Madame Fu is not simply a restaurant, but an experience, complete with a compelling backstory that centres on its eponymous heroine. Playing up to the colonial stylings of the former police compound, the venue channels an east-meets-west vibe that pays tribute to the fictional Madame Fu, a socialite who opened a grand salon in Shanghai in the 1930s after living in Paris. At a sprawling 8,000sq ft, the space encompasses the main dining room (aka the grand café), bar area, whisky lounge, private rooms and two open-air verandahs. Expect to enjoy modern Cantonese-focused Chinese fare here, as well as western desserts and afternoon tea sets.
If you thought Tsui Wah couldn’t get any quicker or more casual, think again. The group’s latest brand, which debuts here in Tai Kwun, offers a short but sweet menu of cha chaan teng specials, as well as freshly baked Hong Kong-style buns and bread. If you’re looking for a quick refuel while exploring the surrounds, you can’t go wrong with a cup of lai cha and a crispy bun drizzled with condensed milk.
Old Bailey comes from the same team behind winning culinary concepts such as Aberdeen Street Social and Duddell’s. The restaurant serves refined renditions of Jiangnan cuisine, which covers the cooking of Shanghai, Yangzhou and Hangzhou, among other cities south of the Yangtze River. This regional style favours subtle and clean flavours, as demonstrated by Old Bailey’s signature offerings like longjing tea smoked pigeon and double-boiled ‘lion’s head’ pork meatballs.
Originally an online store, Phoenix Sweets opened its first brick-and-mortar shop at PMQ before relocating to nearby Tai Kwun.
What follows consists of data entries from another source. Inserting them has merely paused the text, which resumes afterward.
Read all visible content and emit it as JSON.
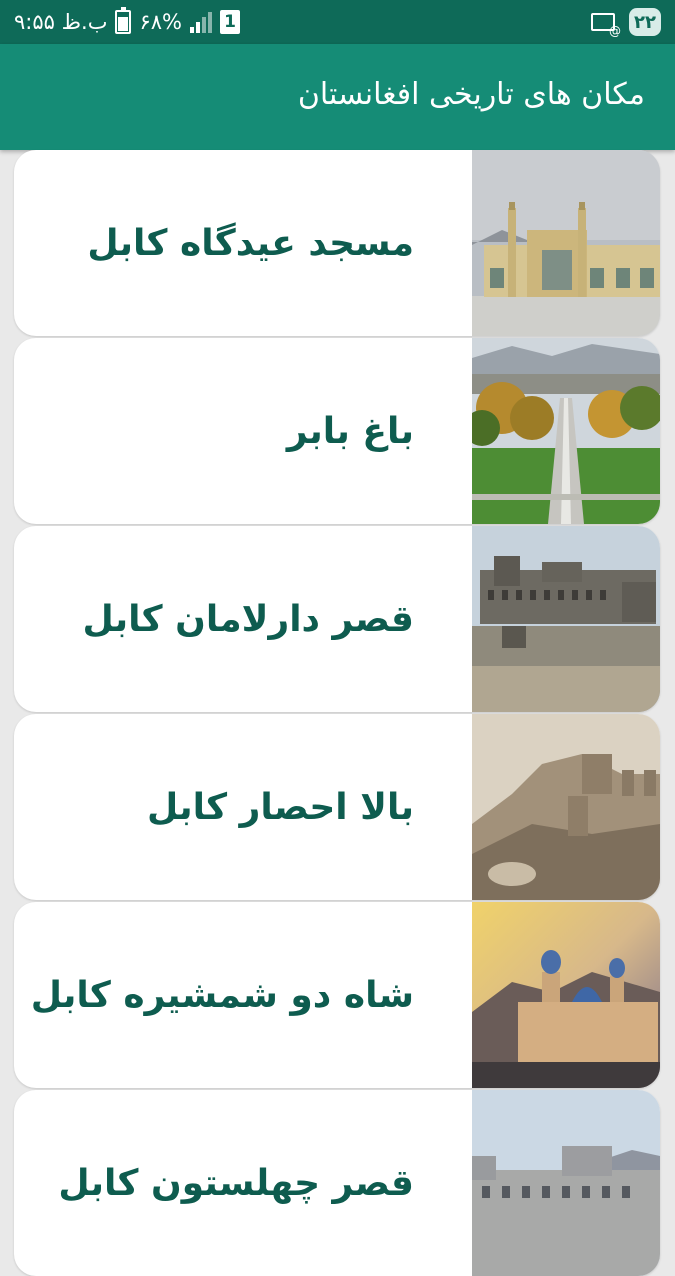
{
  "status_bar": {
    "time": "۹:۵۵ ب.ظ",
    "battery": "۶۸%",
    "battery_level": 0.68,
    "sim": "1",
    "notification_badge": "۲۲"
  },
  "app_bar": {
    "title": "مکان های تاریخی افغانستان"
  },
  "places": [
    {
      "label": "مسجد عیدگاه کابل",
      "image": "mosque-photo"
    },
    {
      "label": "باغ بابر",
      "image": "garden-photo"
    },
    {
      "label": "قصر دارلامان کابل",
      "image": "palace-ruins-photo"
    },
    {
      "label": "بالا احصار کابل",
      "image": "fortress-photo"
    },
    {
      "label": "شاه دو شمشیره کابل",
      "image": "blue-dome-mosque-photo"
    },
    {
      "label": "قصر چهلستون کابل",
      "image": "palace-photo"
    }
  ]
}
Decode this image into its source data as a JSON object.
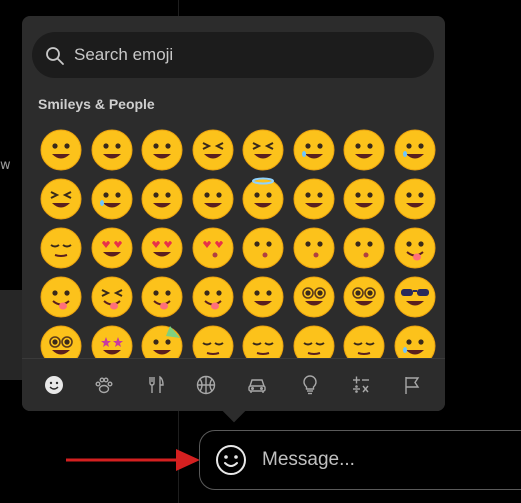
{
  "search": {
    "placeholder": "Search emoji"
  },
  "category": {
    "title": "Smileys & People"
  },
  "emojis": [
    [
      "grinning-face-big-eyes",
      "grinning-face",
      "grinning-smiling-eyes",
      "beaming-face",
      "squinting-laugh",
      "pleading-tears",
      "grinning-sweat",
      "tears-of-joy"
    ],
    [
      "rolling-on-floor",
      "face-holding-back-tears",
      "smiling-eyes",
      "smiling-face",
      "halo-face",
      "slight-smile",
      "upside-down-face",
      "winking-face"
    ],
    [
      "relieved-face",
      "heart-eyes",
      "smiling-hearts",
      "kissing-heart",
      "kissing-face",
      "kissing-face-closed",
      "kissing-smiling-eyes",
      "savoring-food"
    ],
    [
      "tongue-out",
      "squinting-tongue",
      "winking-tongue",
      "zany-face",
      "raised-eyebrow",
      "monocle-face",
      "nerd-face",
      "sunglasses-face"
    ],
    [
      "disguised-face",
      "star-struck",
      "partying-face",
      "smirking-face",
      "unamused-face",
      "disappointed-face",
      "pensive-face",
      "worried-face"
    ]
  ],
  "categories": [
    "smileys",
    "animals",
    "food",
    "activities",
    "travel",
    "objects",
    "symbols",
    "flags"
  ],
  "active_category": "smileys",
  "message": {
    "placeholder": "Message..."
  },
  "colors": {
    "accent_arrow": "#d42020",
    "picker_bg": "#2c2c2c",
    "emoji_yellow": "#fcc21b"
  }
}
Almost like an art gallery, the space showcases the brand’s beautiful bespoke cakes and confections, everything from multilayer buttercream cakes to custom cookies and cupcakes.
Opened by internationally-acclaimed Japanese chef Keizo Seki, Sushi Zo is Tai Kwun’s newest omakase restaurant. Along with the Michelin-starred Los Angeles outlet, their counterparts in Bangkok, New York and Tokyo are all loved by diners around the world. Sushi Zo serves 18-dish omakase meals only twice a day, and seatings are limited to 14 guests for each, so book far in advance if you want to score a seat at the table.